Some evidence of this fact is that Nvidia stock trades for a whopping 66 times trailing-12-month earnings per share. However, Nvidia may not be nearly as expensive as it appears to be, even after the stock's incredible 400%-plus run higher since the start of 2023.

It's all about the future

Much can be said about Nvidia's rise, the current data center investment supercycle driven by generative artificial intelligence (AI) that Nvidia helped spawn, and whether semiconductor peers can catch up and take some of Nvidia's market share.

But as far as Nvidia is concerned, calendar year 2024 (fiscal 2025 for Nvidia, the 12-month period that will end in January 2025) could be another epic year. After reporting full-year revenue of $60.9 billion, a 126% increase over the depressed results from calendar year 2022 during the bear market, management is forecasting $24 billion in sales for fiscal 2025's Q1, the three months that will end in April 2024. That's 40% of all of last year's sales in a single quarter.

CEO Jensen Huang said on the earnings call that Nvidia's supply of computing accelerator system parts is improving. However, Huang and company still expect overall demand this next year to be higher than what Nvidia and its partners can crank out. That implies quarterly sales could continue to tick higher from the end of Q1 and on.

But even if we simply annualize Nvidia's Q1 expected revenue, we arrive at just shy of $100 billion in this year's sales, about a 57% increase from last year. For the record, that would dramatically help Nvidia catch up to the other Magnificent Seven in terms of annual sales (see chart below).

NVDA Revenue (TTM) Chart

NVDA Revenue (TTM) data by YCharts

And if we factor for a bit of gross profit margin contraction, resulting from a benefit from favorable parts supply at the moment, annual operating expenses of $14 billion (the Q1 outlook for operating expenses of $3.5 billion multiplied by four), and a tax rate of 17%, Nvidia could be pacing toward $50 billion in operating income or more.
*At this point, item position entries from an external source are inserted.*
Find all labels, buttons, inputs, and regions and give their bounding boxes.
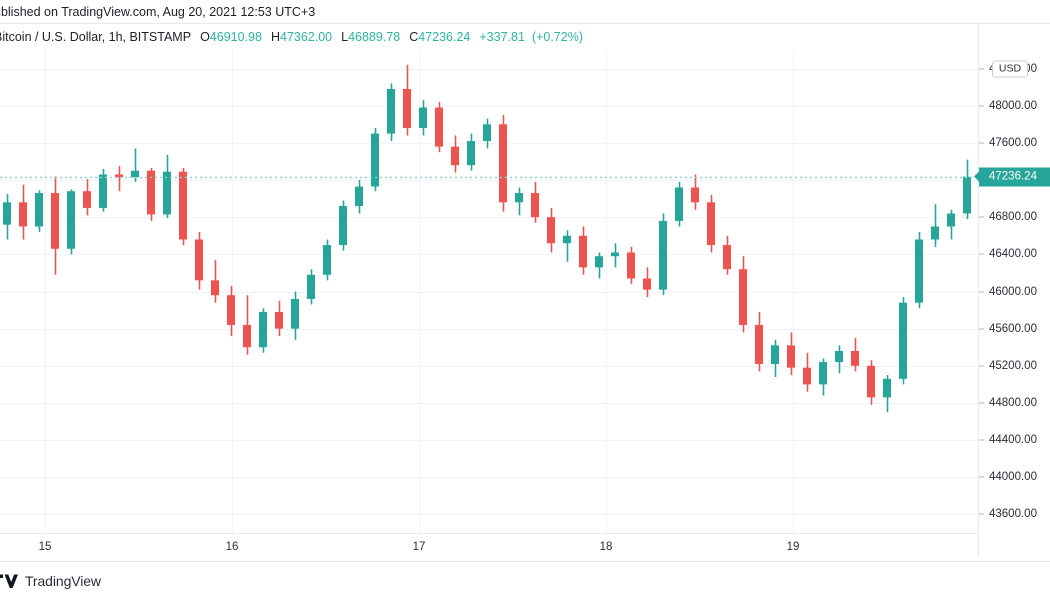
price-tick-dash	[979, 105, 984, 107]
ohlc-low-key: L	[341, 30, 349, 44]
currency-badge: USD	[992, 60, 1028, 78]
chart-legend[interactable]: Bitcoin / U.S. Dollar, 1h, BITSTAMP O 46…	[0, 24, 1044, 50]
ohlc-high: H 47362.00	[271, 30, 332, 44]
published-text: ublished on TradingView.com, Aug 20, 202…	[0, 4, 316, 19]
price-tick-label: 43600.00	[989, 508, 1037, 521]
tradingview-logo[interactable]: TradingView	[0, 573, 101, 590]
price-tick-label: 45600.00	[989, 322, 1037, 335]
price-tick-dash	[979, 216, 984, 218]
vertical-gridlines	[45, 50, 794, 533]
tradingview-logo-icon	[0, 574, 18, 588]
time-axis[interactable]: 15 16 17 18 19	[0, 533, 978, 561]
price-tick-dash	[979, 476, 984, 478]
ohlc-high-key: H	[270, 30, 280, 44]
ohlc-open-key: O	[200, 30, 210, 44]
price-tick-label: 46800.00	[989, 211, 1037, 224]
price-tick-dash	[979, 142, 984, 144]
price-tick-label: 46000.00	[989, 285, 1037, 298]
footer-divider	[0, 561, 1050, 562]
price-tick-dash	[979, 402, 984, 404]
time-tick-label: 18	[599, 541, 613, 553]
ohlc-low: L 46889.78	[341, 30, 400, 44]
price-tick-label: 48000.00	[989, 99, 1037, 112]
candle-series	[3, 64, 971, 413]
price-tick-dash	[979, 253, 984, 255]
current-price-value: 47236.24	[989, 170, 1037, 183]
time-tick-label: 17	[412, 541, 426, 553]
ohlc-close: C 47236.24	[409, 30, 470, 44]
price-axis[interactable]: 48400.0048000.0047600.0047200.0046800.00…	[974, 24, 1050, 557]
ohlc-open: O 46910.98	[200, 30, 262, 44]
chart-pane[interactable]	[0, 50, 978, 533]
price-tick-dash	[979, 439, 984, 441]
ohlc-close-key: C	[409, 30, 419, 44]
price-tick-dash	[979, 328, 984, 330]
ohlc-low-value: 46889.78	[348, 30, 401, 44]
horizontal-gridlines	[0, 69, 978, 515]
price-tick-dash	[979, 291, 984, 292]
change-absolute: +337.81	[479, 30, 525, 44]
time-tick-label: 16	[225, 541, 239, 553]
current-price-badge: 47236.24	[974, 167, 1050, 187]
tradingview-logo-text: TradingView	[25, 573, 101, 589]
price-tick-dash	[979, 513, 984, 515]
price-tick-label: 44400.00	[989, 434, 1037, 447]
price-tick-label: 46400.00	[989, 248, 1037, 261]
published-bar: ublished on TradingView.com, Aug 20, 202…	[0, 0, 1050, 24]
footer-bar: TradingView	[0, 562, 1050, 600]
price-tick-dash	[979, 68, 984, 70]
change-percent: (+0.72%)	[531, 30, 583, 44]
price-tick-label: 45200.00	[989, 359, 1037, 372]
symbol-title[interactable]: Bitcoin / U.S. Dollar, 1h, BITSTAMP	[0, 30, 192, 44]
candlestick-plot	[0, 50, 978, 533]
ohlc-close-value: 47236.24	[418, 30, 471, 44]
time-tick-label: 19	[786, 541, 800, 553]
time-tick-label: 15	[38, 541, 52, 553]
price-tick-label: 47600.00	[989, 136, 1037, 149]
ohlc-high-value: 47362.00	[279, 30, 333, 44]
price-tick-dash	[979, 365, 984, 367]
price-tick-label: 44000.00	[989, 471, 1037, 484]
ohlc-open-value: 46910.98	[209, 30, 262, 44]
price-tick-label: 44800.00	[989, 396, 1037, 409]
price-badge-arrow	[974, 171, 979, 182]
That would be a 50% increase over last year.

Based on these back-of-the-envelope expectations, Nvidia stock is trading for about 35 to 40 times this year's earnings, far lower than the aforementioned 66 times trailing-12-month earnings ($2 trillion market cap divided by $50 billion in net income and/or free cash flow).

How long can Nvidia keep growing?

Of course, even this forward-looking earnings multiple hardly makes Nvidia stock cheap. Far from it, this valuation is in anticipation of Nvidia remaining in high-growth mode for quite some time. Wild estimates like seeing global AI infrastructure reach $400 billion in annual spending by 2027 -- an estimate Advanced Micro Devices has cited a few times now, which assumes a roughly doubling in global data center value from $1 trillion this past year to $2 trillion in three years -- has many investors are putting gobs of cash on the line with this as an assumption.
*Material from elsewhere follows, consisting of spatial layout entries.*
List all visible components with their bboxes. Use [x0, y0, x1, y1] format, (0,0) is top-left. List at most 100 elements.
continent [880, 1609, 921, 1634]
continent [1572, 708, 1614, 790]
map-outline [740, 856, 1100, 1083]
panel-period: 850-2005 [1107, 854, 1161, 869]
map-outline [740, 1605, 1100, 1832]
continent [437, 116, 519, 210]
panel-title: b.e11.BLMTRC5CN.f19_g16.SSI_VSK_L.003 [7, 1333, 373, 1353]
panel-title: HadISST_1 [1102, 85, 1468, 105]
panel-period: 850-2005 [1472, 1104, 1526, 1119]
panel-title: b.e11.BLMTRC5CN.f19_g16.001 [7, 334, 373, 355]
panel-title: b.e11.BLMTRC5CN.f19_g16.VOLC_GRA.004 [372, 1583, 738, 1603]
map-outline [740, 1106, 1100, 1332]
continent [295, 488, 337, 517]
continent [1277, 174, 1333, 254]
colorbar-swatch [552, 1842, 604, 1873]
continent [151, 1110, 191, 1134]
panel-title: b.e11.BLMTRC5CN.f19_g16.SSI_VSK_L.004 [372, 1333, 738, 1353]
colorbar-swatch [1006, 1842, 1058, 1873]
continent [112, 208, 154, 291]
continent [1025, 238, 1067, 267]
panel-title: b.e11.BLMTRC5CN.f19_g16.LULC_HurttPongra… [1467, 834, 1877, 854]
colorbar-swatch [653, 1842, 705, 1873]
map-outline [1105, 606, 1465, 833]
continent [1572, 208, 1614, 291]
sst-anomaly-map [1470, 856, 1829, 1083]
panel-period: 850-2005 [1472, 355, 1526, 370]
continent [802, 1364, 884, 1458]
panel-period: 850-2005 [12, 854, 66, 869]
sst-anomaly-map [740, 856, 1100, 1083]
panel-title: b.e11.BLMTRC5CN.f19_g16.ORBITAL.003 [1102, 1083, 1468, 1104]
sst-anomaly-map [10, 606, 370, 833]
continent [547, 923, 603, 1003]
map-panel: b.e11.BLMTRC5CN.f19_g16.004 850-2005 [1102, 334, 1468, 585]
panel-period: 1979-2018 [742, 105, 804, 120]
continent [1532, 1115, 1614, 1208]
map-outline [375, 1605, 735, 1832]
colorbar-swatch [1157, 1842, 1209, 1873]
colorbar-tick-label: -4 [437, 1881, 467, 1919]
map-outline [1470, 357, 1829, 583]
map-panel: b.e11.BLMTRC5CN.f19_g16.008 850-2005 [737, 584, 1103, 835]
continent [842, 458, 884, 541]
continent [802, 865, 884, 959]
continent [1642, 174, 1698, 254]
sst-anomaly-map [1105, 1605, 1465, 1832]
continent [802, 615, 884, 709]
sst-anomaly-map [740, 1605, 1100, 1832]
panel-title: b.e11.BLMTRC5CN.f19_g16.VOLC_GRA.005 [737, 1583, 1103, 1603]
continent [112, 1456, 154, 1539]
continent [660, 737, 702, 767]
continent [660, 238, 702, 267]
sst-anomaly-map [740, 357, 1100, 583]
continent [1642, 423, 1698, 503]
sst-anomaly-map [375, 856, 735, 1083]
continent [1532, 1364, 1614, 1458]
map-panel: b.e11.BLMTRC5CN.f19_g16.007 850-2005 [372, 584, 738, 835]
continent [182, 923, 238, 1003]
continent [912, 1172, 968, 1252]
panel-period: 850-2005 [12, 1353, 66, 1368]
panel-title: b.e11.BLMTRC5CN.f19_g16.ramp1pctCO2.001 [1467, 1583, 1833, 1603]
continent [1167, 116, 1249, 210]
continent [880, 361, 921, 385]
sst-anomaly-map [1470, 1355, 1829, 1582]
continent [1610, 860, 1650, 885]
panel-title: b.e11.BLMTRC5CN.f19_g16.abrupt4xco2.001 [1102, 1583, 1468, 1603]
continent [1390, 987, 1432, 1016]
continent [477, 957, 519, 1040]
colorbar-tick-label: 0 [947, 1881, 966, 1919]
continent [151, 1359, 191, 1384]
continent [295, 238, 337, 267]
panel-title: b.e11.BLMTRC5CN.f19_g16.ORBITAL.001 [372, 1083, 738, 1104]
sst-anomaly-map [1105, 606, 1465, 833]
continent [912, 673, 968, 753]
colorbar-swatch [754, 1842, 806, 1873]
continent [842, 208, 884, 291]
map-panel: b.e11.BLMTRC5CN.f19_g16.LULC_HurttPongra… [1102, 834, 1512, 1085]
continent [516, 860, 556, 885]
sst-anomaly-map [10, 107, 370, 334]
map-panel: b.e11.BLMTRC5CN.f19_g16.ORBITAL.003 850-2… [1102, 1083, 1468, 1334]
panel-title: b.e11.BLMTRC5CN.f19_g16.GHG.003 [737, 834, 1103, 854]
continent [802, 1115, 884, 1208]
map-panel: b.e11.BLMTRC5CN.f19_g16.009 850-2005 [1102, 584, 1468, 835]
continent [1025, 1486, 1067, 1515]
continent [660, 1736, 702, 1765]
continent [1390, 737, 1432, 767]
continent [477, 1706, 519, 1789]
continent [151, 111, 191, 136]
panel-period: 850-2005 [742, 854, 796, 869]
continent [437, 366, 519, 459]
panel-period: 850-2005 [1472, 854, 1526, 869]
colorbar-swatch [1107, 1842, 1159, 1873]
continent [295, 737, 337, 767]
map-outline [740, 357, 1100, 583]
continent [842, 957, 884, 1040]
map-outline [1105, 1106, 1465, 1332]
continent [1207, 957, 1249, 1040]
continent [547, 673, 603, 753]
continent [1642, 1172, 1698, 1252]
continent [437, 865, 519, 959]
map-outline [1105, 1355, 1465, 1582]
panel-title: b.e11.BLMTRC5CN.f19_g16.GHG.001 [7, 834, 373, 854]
But it's important to remember that Nvidia's business has always been cyclical -- periods of multi-year growth are followed by a year or two of contraction, before fresh highs are reached again. This isn't likely to change.

Thus, investors should be on guard for a significant slowdown, or even a pullback, in AI infrastructure spending, perhaps late this year or in 2025. That could send Nvidia stock spiraling, much as past cyclical downturns have done.

NVDA Chart

Data by YCharts.

Does that mean Nvidia stock is to be avoided right now? I'm not ready to say that just yet. If the AI infrastructure market does keep growing through 2027, Nvidia stock may not be done just yet. But given the current valuation, investors looking to get in on the action should be cautious. Consider using a dollar-cost average plan to scale into a position over time, taking advantage of any inevitable dips along the way. In the meantime, there are a lot of other great semiconductor stocks out there right now as well.